Feedback on Your Essay

Task Achievement

  • Clarity of Position: Your stance is clear—you believe the trend is negative. However, the introduction could be more concise. The phrase "not the widespreading the disease" is unclear; consider rephrasing to "the risk of spreading diseases."
  • Supporting Arguments: You provide relevant points (e.g., doctors' expertise, risks of self-medication, financial savings). However, some arguments lack depth. For example, the claim that doctors always recommend unnecessary tests needs more evidence or examples.
  • Conclusion: Restates your position well but could be more impactful. Avoid minor errors like "negative developments" (should be "a negative development").

Coherence and Cohesion

  • Logical Flow: The essay is structured logically, but some transitions between ideas could be smoother. For example, "On the other hand, others argue..." could be introduced more naturally.
  • Paragraphing: Well-organized, but the second body paragraph (on advantages) is slightly weaker in argumentation.
  • Repetition: Some phrases are repeated (e.g., "save money and time" appears multiple times). Try to vary your wording.

Lexical Resource

  • Vocabulary Range: You use a mix of formal and informal language. Some words are misused ("undrestand" → "understand", "widespreading" → "spreading").
  • Word Choice: Avoid awkward phrasing like "most people has become interested" (should be "have become interested").
  • Spelling & Grammar Errors: Several errors affect clarity (e.g., "dignose" → "diagnose", "lemeon" → "lemon", "belive" → "believe").

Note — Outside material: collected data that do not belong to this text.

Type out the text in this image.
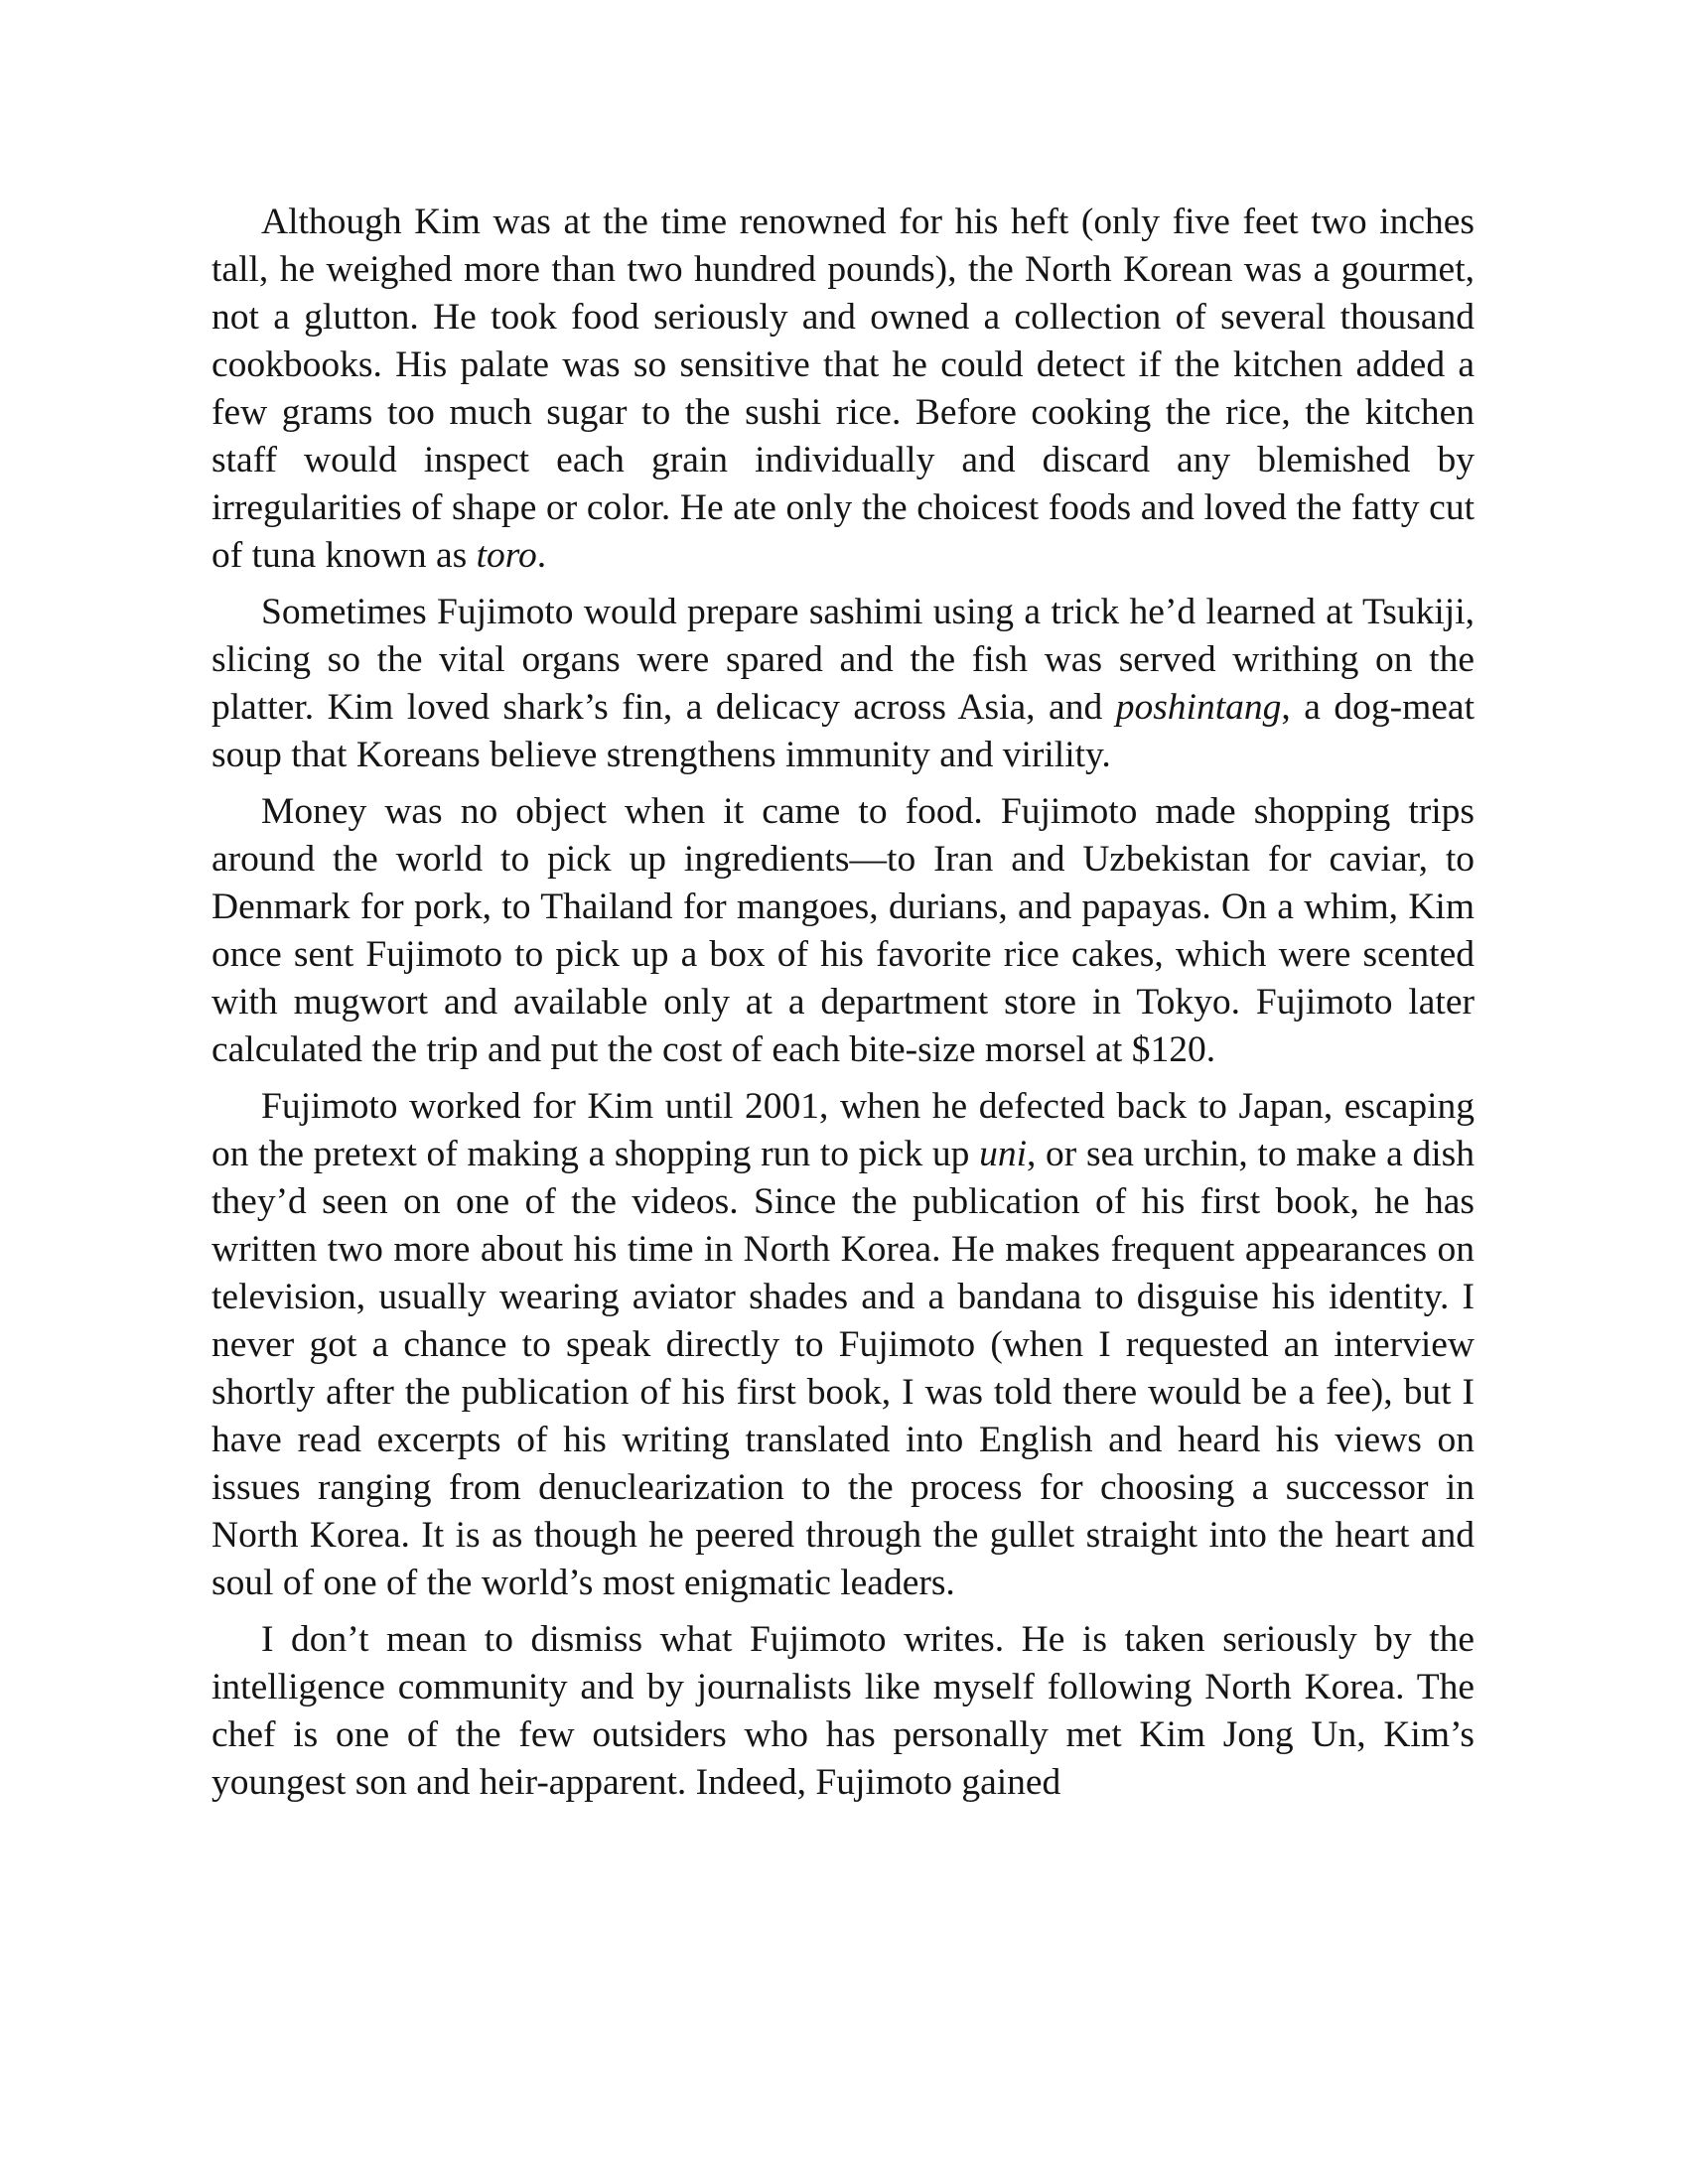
Although Kim was at the time renowned for his heft (only five feet two inches tall, he weighed more than two hundred pounds), the North Korean was a gourmet, not a glutton. He took food seriously and owned a collection of several thousand cookbooks. His palate was so sensitive that he could detect if the kitchen added a few grams too much sugar to the sushi rice. Before cooking the rice, the kitchen staff would inspect each grain individually and discard any blemished by irregularities of shape or color. He ate only the choicest foods and loved the fatty cut of tuna known as toro.

Sometimes Fujimoto would prepare sashimi using a trick he’d learned at Tsukiji, slicing so the vital organs were spared and the fish was served writhing on the platter. Kim loved shark’s fin, a delicacy across Asia, and poshintang, a dog-meat soup that Koreans believe strengthens immunity and virility.

Money was no object when it came to food. Fujimoto made shopping trips around the world to pick up ingredients—to Iran and Uzbekistan for caviar, to Denmark for pork, to Thailand for mangoes, durians, and papayas. On a whim, Kim once sent Fujimoto to pick up a box of his favorite rice cakes, which were scented with mugwort and available only at a department store in Tokyo. Fujimoto later calculated the trip and put the cost of each bite-size morsel at $120.

Fujimoto worked for Kim until 2001, when he defected back to Japan, escaping on the pretext of making a shopping run to pick up uni, or sea urchin, to make a dish they’d seen on one of the videos. Since the publication of his first book, he has written two more about his time in North Korea. He makes frequent appearances on television, usually wearing aviator shades and a bandana to disguise his identity. I never got a chance to speak directly to Fujimoto (when I requested an interview shortly after the publication of his first book, I was told there would be a fee), but I have read excerpts of his writing translated into English and heard his views on issues ranging from denuclearization to the process for choosing a successor in North Korea. It is as though he peered through the gullet straight into the heart and soul of one of the world’s most enigmatic leaders.

I don’t mean to dismiss what Fujimoto writes. He is taken seriously by the intelligence community and by journalists like myself following North Korea. The chef is one of the few outsiders who has personally met Kim Jong Un, Kim’s youngest son and heir-apparent. Indeed, Fujimoto gained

Grammatical Range and Accuracy

  • Sentence Structure: Some sentences are overly complex or unclear (e.g., "patients often, in their homes, take their old medicines, which it might be expired" → "patients often take expired medicines at home").
  • Subject-Verb Agreement: Errors like "most people has" (should be "have") and "this situation can beneficial" (should be "can be beneficial") need correction.
  • Article Usage: Missing or incorrect articles (e.g., "a best solution" → "the best solution").

Suggestions for Improvement

  1. Proofread Carefully: Fix spelling and grammar mistakes to improve clarity.
  2. Strengthen Arguments: Provide more concrete examples (e.g., statistics on self-medication risks).
  3. Improve Word Choice: Use more precise vocabulary (e.g., "alternative treatments" instead of "home remedies" in some cases).
  4. Vary Sentence Structure: Mix simple and complex sentences for better flow.

Overall, your essay presents a clear argument but would benefit from more precise language and stronger supporting details. Keep practicing!